Build a complete customer view across all three clouds:

-- transforms/01_customer_360.sql
CREATE OR REPLACE TABLE gold.customer_360 AS
WITH production_data AS (
SELECT
LOWER(email) AS email,
name,
plan AS production_plan,
created_at AS production_signup,
DATE_DIFF('day', created_at, CURRENT_DATE) AS days_as_customer
FROM production.raw.users
),
acquired_data AS (
SELECT
LOWER(email) AS email,
subscription_tier AS acquired_plan,
last_active AS acquired_last_active,
feature_usage_score
FROM acquired.raw.app_users
),
finance_data AS (
SELECT
LOWER(customer_email) AS email,
SUM(amount) AS total_invoiced,
COUNT(*) AS invoice_count,
MAX(invoice_date) AS last_invoice_date
FROM finance.raw.invoices
WHERE status = 'paid'
GROUP BY 1
),
order_data AS (
SELECT
LOWER(u.email) AS email,
COUNT(*) AS total_orders,
SUM(o.amount) AS total_revenue,
MAX(o.order_date) AS last_order_date
FROM production.raw.orders o
JOIN production.raw.users u ON o.user_id = u.user_id
WHERE o.status = 'completed'
GROUP BY 1
)
SELECT
p.email,
p.name,
p.production_plan,
p.production_signup,
p.days_as_customer,
a.acquired_plan,
a.acquired_last_active,
a.feature_usage_score,
f.total_invoiced,
f.invoice_count,
o.total_orders,
o.total_revenue,
o.last_order_date,
CASE
WHEN a.email IS NOT NULL THEN 'both_products'
ELSE 'production_only'
END AS product_usage,
COALESCE(o.total_revenue, 0) + COALESCE(f.total_invoiced, 0) AS total_ltv
FROM production_data p
LEFT JOIN acquired_data a ON p.email = a.email
LEFT JOIN finance_data f ON p.email = f.email
LEFT JOIN order_data o ON p.email = o.email;

Run this transform:

Terminal window
dataspoc-lens transform run --file 01_customer_360.sql

Now query the unified view:

Terminal window
dataspoc-lens query "
SELECT product_usage, COUNT(*) as customers, ROUND(AVG(total_ltv), 2) as avg_ltv
FROM gold.customer_360
GROUP BY product_usage
"
┌────────────────┬───────────┬──────────┐
│ product_usage │ customers │ avg_ltv │
├────────────────┼───────────┼──────────┤
│ both_products │ 2,340 │ 1,245.80 │
│ production_only│ 10,110 │ 342.50 │
└────────────────┴───────────┴──────────┘

Customers using both products have 3.6x higher LTV. That is a cross-sell opportunity you could only find by querying across clouds.

SDK Usage

The same multi-cloud setup works from Python:

from dataspoc_lens import LensClient
lens = LensClient()
# Tables from all clouds appear in one catalog
tables = lens.tables()
print(tables)
# ['production.raw.users', 'acquired.raw.app_users', 'finance.raw.invoices', ...]
# Cross-cloud query
result = lens.query("""
SELECT COUNT(DISTINCT p.email) AS overlap
FROM production.raw.users p
JOIN acquired.raw.app_users a ON LOWER(p.email) = LOWER(a.email)
""")
print(f"Users on both platforms: {result}")

Cost Considerations

Cross-cloud data transfer costs money.
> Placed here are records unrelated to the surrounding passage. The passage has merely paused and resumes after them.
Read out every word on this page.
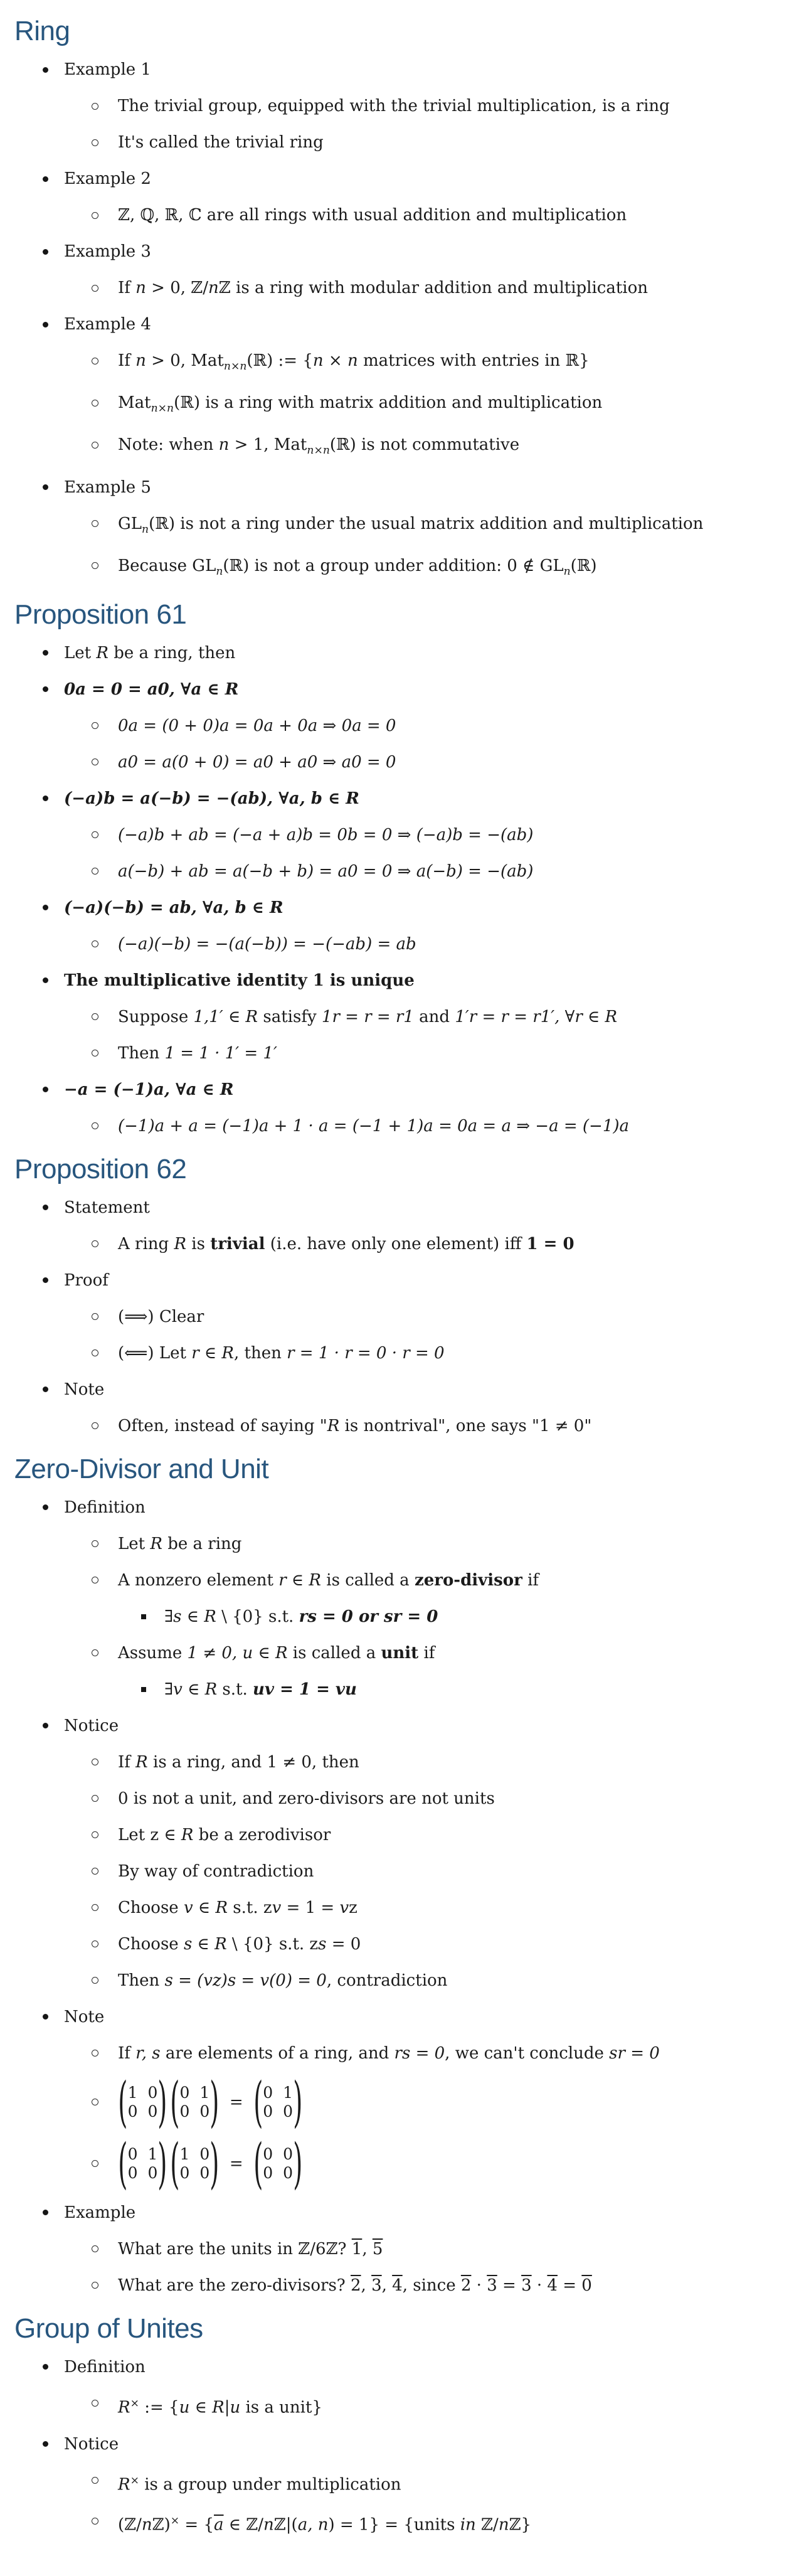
Ring
Example 1
The trivial group, equipped with the trivial multiplication, is a ring
It's called the trivial ring
Example 2
ℤ, ℚ, ℝ, ℂ are all rings with usual addition and multiplication
Example 3
If n > 0, ℤ/nℤ is a ring with modular addition and multiplication
Example 4
If n > 0, Mat$_{n\times n}$(ℝ) := {n × n matrices with entries in ℝ}
Mat$_{n\times n}$(ℝ) is a ring with matrix addition and multiplication
Note: when n > 1, Mat$_{n\times n}$(ℝ) is not commutative
Example 5
$GL_n(ℝ)$ is not a ring under the usual matrix addition and multiplication
Because $GL_n(ℝ)$ is not a group under addition: 0 ∉ $GL_n(ℝ)$
Proposition 61
Let R be a ring, then
0a = 0 = a0, ∀a ∈ R
0a = (0 + 0)a = 0a + 0a ⇒ 0a = 0
a0 = a(0 + 0) = a0 + a0 ⇒ a0 = 0
(−a)b = a(−b) = −(ab), ∀a, b ∈ R
(−a)b + ab = (−a + a)b = 0b = 0 ⇒ (−a)b = −(ab)
a(−b) + ab = a(−b + b) = a0 = 0 ⇒ a(−b) = −(ab)
(−a)(−b) = ab, ∀a, b ∈ R
(−a)(−b) = −(a(−b)) = −(−ab) = ab
The multiplicative identity 1 is unique
Suppose 1,1′ ∈ R satisfy 1r = r = r1 and 1′r = r = r1′, ∀r ∈ R
Then 1 = 1 · 1′ = 1′
−a = (−1)a, ∀a ∈ R
(−1)a + a = (−1)a + 1 · a = (−1 + 1)a = 0a = a ⇒ −a = (−1)a
Proposition 62
Statement
A ring R is trivial (i.e. have only one element) iff 1 = 0
Proof
(⟹) Clear
(⟸) Let r ∈ R, then r = 1 · r = 0 · r = 0
Note
Often, instead of saying "R is nontrival", one says "1 ≠ 0"
Zero-Divisor and Unit
Definition
Let R be a ring
A nonzero element r ∈ R is called a zero-divisor if
∃s ∈ R \ {0} s.t. rs = 0 or sr = 0
Assume 1 ≠ 0, u ∈ R is called a unit if
∃v ∈ R s.t. uv = 1 = vu
Notice
If R is a ring, and 1 ≠ 0, then
0 is not a unit, and zero-divisors are not units
Let z ∈ R be a zerodivisor
By way of contradiction
Choose v ∈ R s.t. zv = 1 = vz
Choose s ∈ R \ {0} s.t. zs = 0
Then s = (vz)s = v(0) = 0, contradiction
Note
If r, s are elements of a ring, and rs = 0, we can't conclude sr = 0
( 1 0
0 0 ) ( 0 1
0 0 ) = ( 0 1
0 0 )
( 0 1
0 0 ) ( 1 0
0 0 ) = ( 0 0
0 0 )
Example
What are the units in ℤ/6ℤ? 1, 5
What are the zero-divisors? 2, 3, 4, since 2 · 3 = 3 · 4 = 0
Group of Unites
Definition
R× := {u ∈ R|u is a unit}
Notice
R× is a group under multiplication
(ℤ/nℤ)× = {$\overline{a}$ ∈ ℤ/nℤ|(a, n) = 1} = {units in ℤ/nℤ}
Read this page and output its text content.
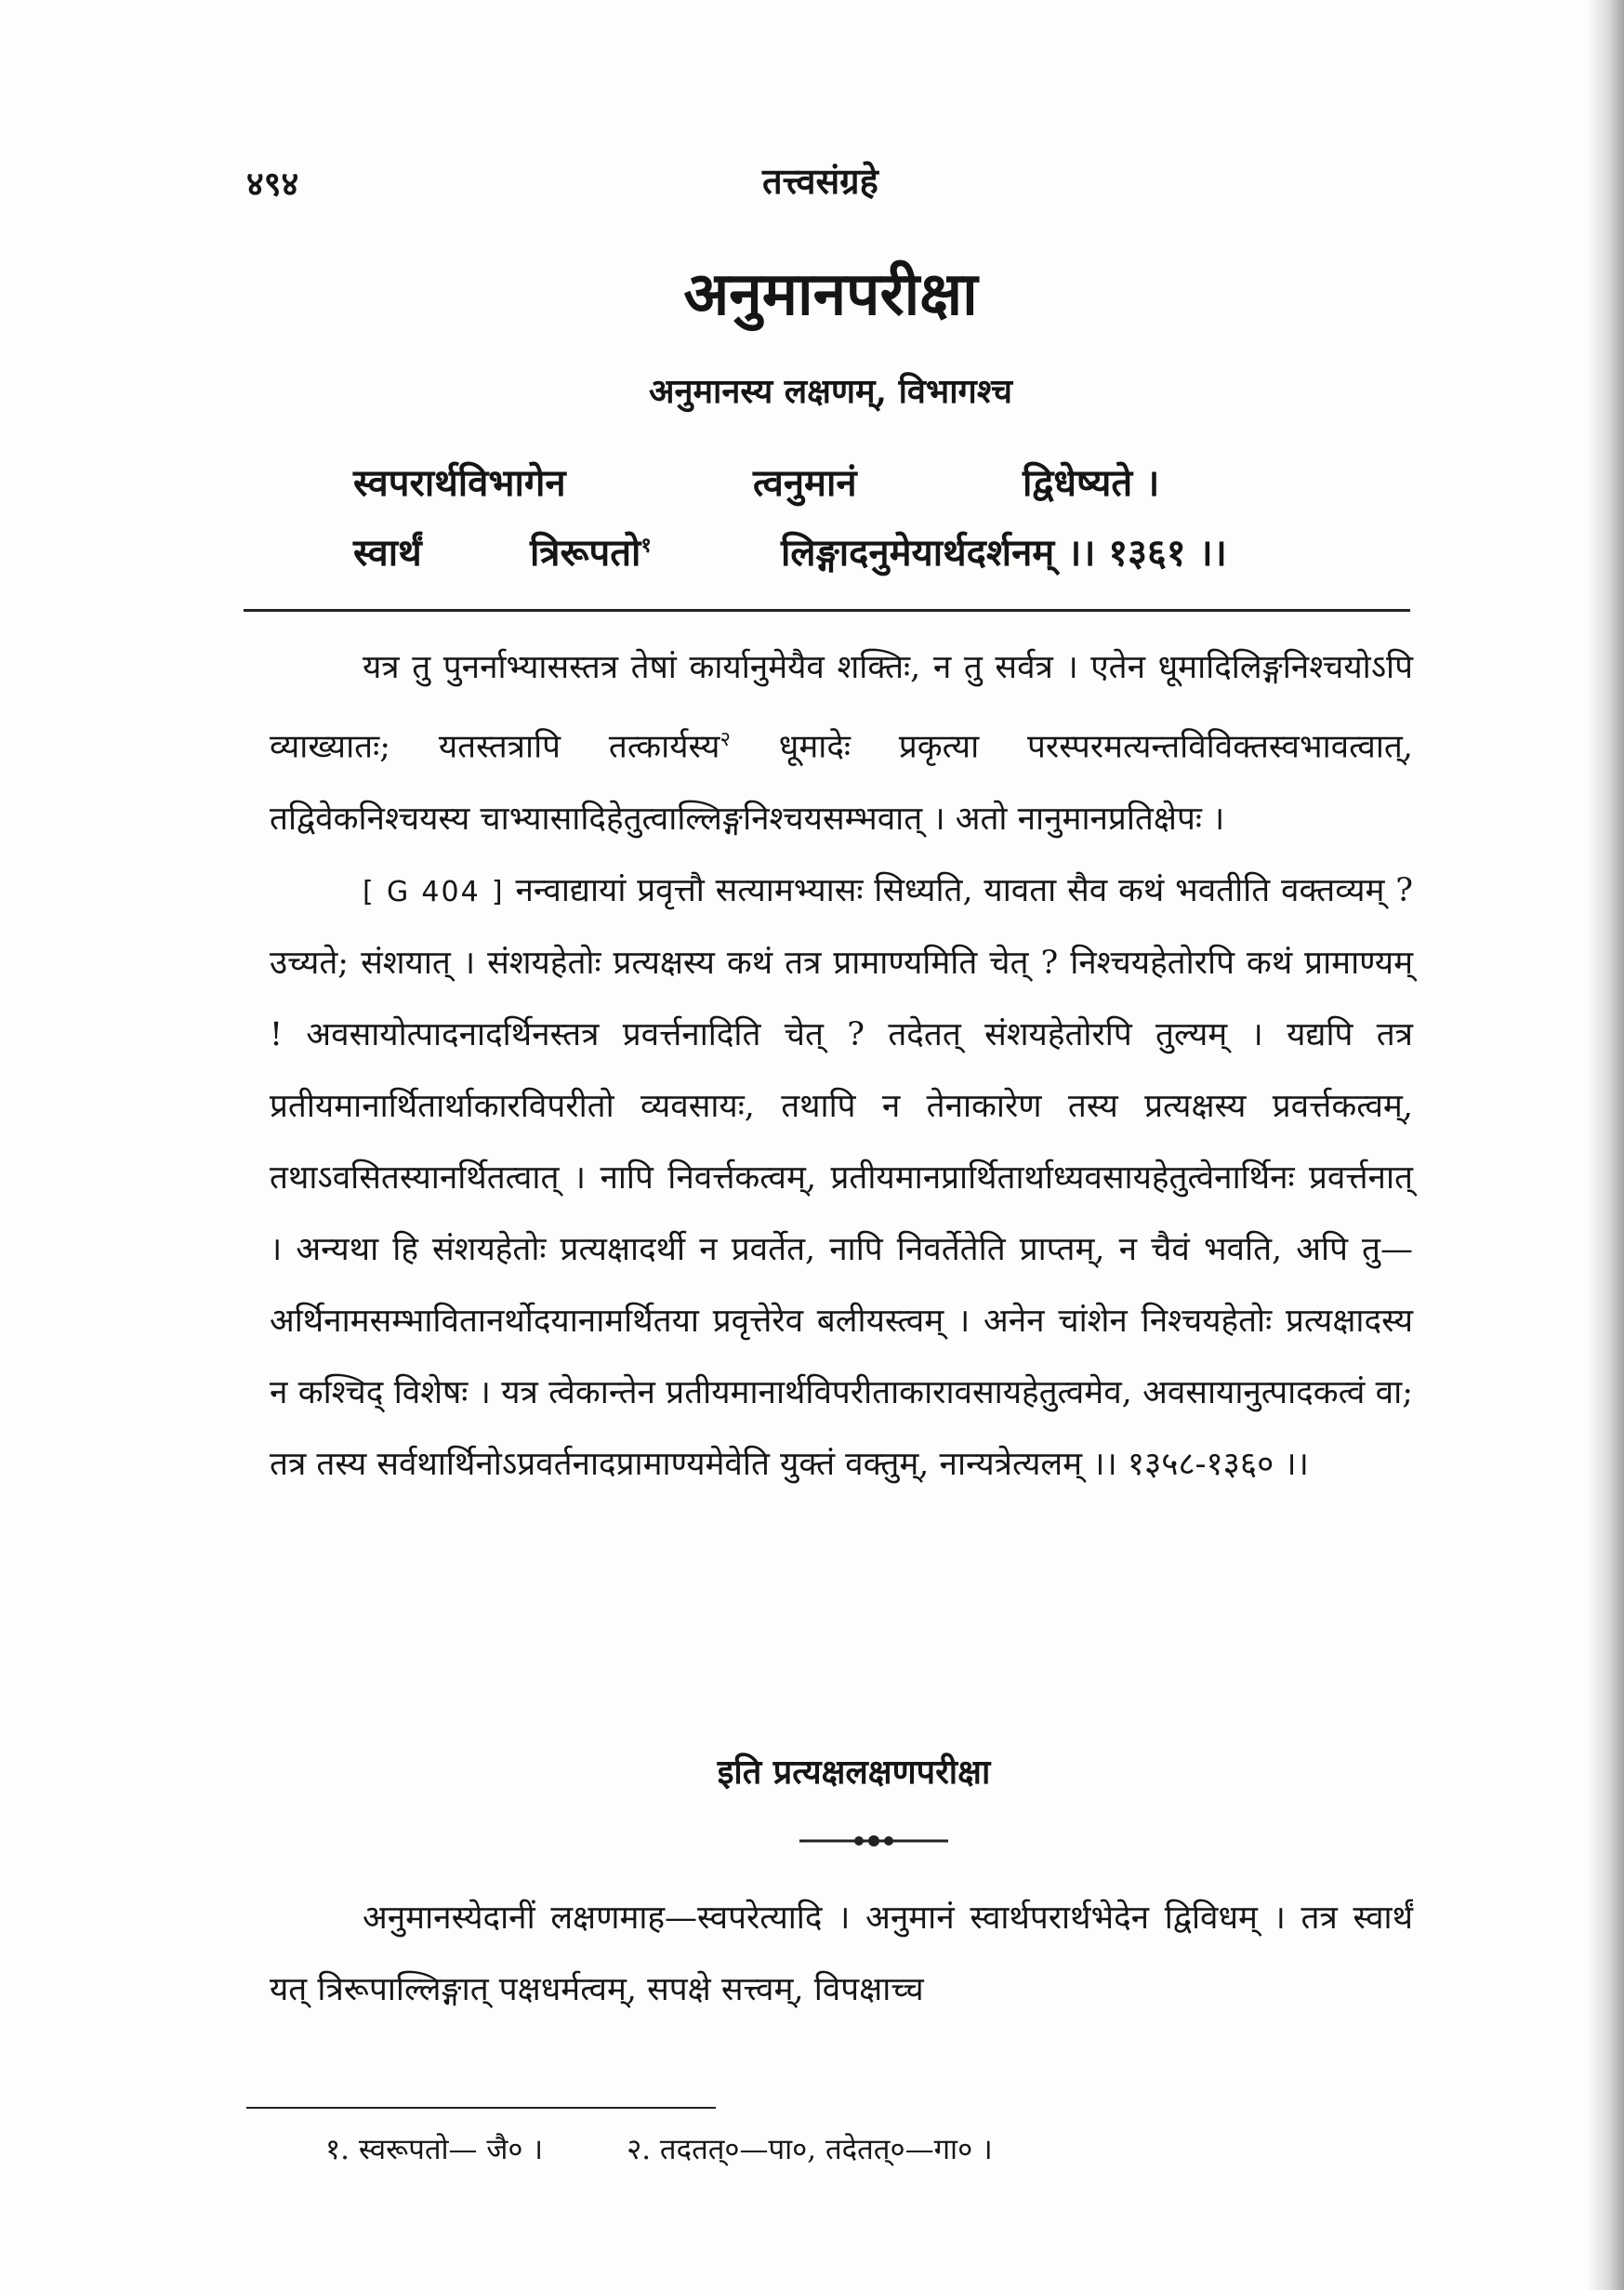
४९४	तत्त्वसंग्रहे
अनुमानपरीक्षा
अनुमानस्य लक्षणम्, विभागश्च
स्वपरार्थविभागेन	त्वनुमानं	द्विधेष्यते ।
स्वार्थं	त्रिरूपतो$^१$	लिङ्गादनुमेयार्थदर्शनम् ।। १३६१ ।।

यत्र तु पुनर्नाभ्यासस्तत्र तेषां कार्यानुमेयैव शक्तिः, न तु सर्वत्र । एतेन धूमादिलिङ्गनिश्चयोऽपि व्याख्यातः; यतस्तत्रापि तत्कार्यस्य$^२$ धूमादेः प्रकृत्या परस्परमत्यन्तविविक्तस्वभावत्वात्, तद्विवेकनिश्चयस्य चाभ्यासादिहेतुत्वाल्लिङ्गनिश्चयसम्भवात् । अतो नानुमानप्रतिक्षेपः ।

[ G 404 ] नन्वाद्यायां प्रवृत्तौ सत्यामभ्यासः सिध्यति, यावता सैव कथं भवतीति वक्तव्यम् ? उच्यते; संशयात् । संशयहेतोः प्रत्यक्षस्य कथं तत्र प्रामाण्यमिति चेत् ? निश्चयहेतोरपि कथं प्रामाण्यम् ! अवसायोत्पादनादर्थिनस्तत्र प्रवर्त्तनादिति चेत् ? तदेतत् संशयहेतोरपि तुल्यम् । यद्यपि तत्र प्रतीयमानार्थितार्थाकारविपरीतो व्यवसायः, तथापि न तेनाकारेण तस्य प्रत्यक्षस्य प्रवर्त्तकत्वम्, तथाऽवसितस्यानर्थितत्वात् । नापि निवर्त्तकत्वम्, प्रतीयमानप्रार्थितार्थाध्यवसायहेतुत्वेनार्थिनः प्रवर्त्तनात् । अन्यथा हि संशयहेतोः प्रत्यक्षादर्थी न प्रवर्तेत, नापि निवर्तेतेति प्राप्तम्, न चैवं भवति, अपि तु—अर्थिनामसम्भावितानर्थोदयानामर्थितया प्रवृत्तेरेव बलीयस्त्वम् । अनेन चांशेन निश्चयहेतोः प्रत्यक्षादस्य न कश्चिद् विशेषः । यत्र त्वेकान्तेन प्रतीयमानार्थविपरीताकारावसायहेतुत्वमेव, अवसायानुत्पादकत्वं वा; तत्र तस्य सर्वथार्थिनोऽप्रवर्तनादप्रामाण्यमेवेति युक्तं वक्तुम्, नान्यत्रेत्यलम् ।। १३५८-१३६० ।।

इति प्रत्यक्षलक्षणपरीक्षा

अनुमानस्येदानीं लक्षणमाह—स्वपरेत्यादि । अनुमानं स्वार्थपरार्थभेदेन द्विविधम् । तत्र स्वार्थं यत् त्रिरूपाल्लिङ्गात् पक्षधर्मत्वम्, सपक्षे सत्त्वम्, विपक्षाच्च

१. स्वरूपतो— जै० ।	२. तदतत्०—पा०, तदेतत्०—गा० ।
Here is what to expect:

TransferCost per GB
S3 to internet$0.09
GCS to internet$0.12
Azure to internet$0.087
Local cache (after first read)$0.00

Strategy to minimize costs:

  1. Cache aggressively — first query reads from cloud, subsequent queries read from local cache
  2. Cache refresh on scheduledataspoc-lens cache refresh-stale once per hour
  3. Pre-aggregate — build gold tables that summarize cross-cloud data, cache only the gold tables
  4. Filter earlyWHERE clauses in Parquet pushdown reduce bytes read

For a company with 10 GB across three clouds, refreshing cache daily costs about $3/month in egress. That is cheaper than a single Snowflake credit.

One catalog, three clouds, zero data movement. Register your buckets, write SQL, and let DuckDB handle the rest.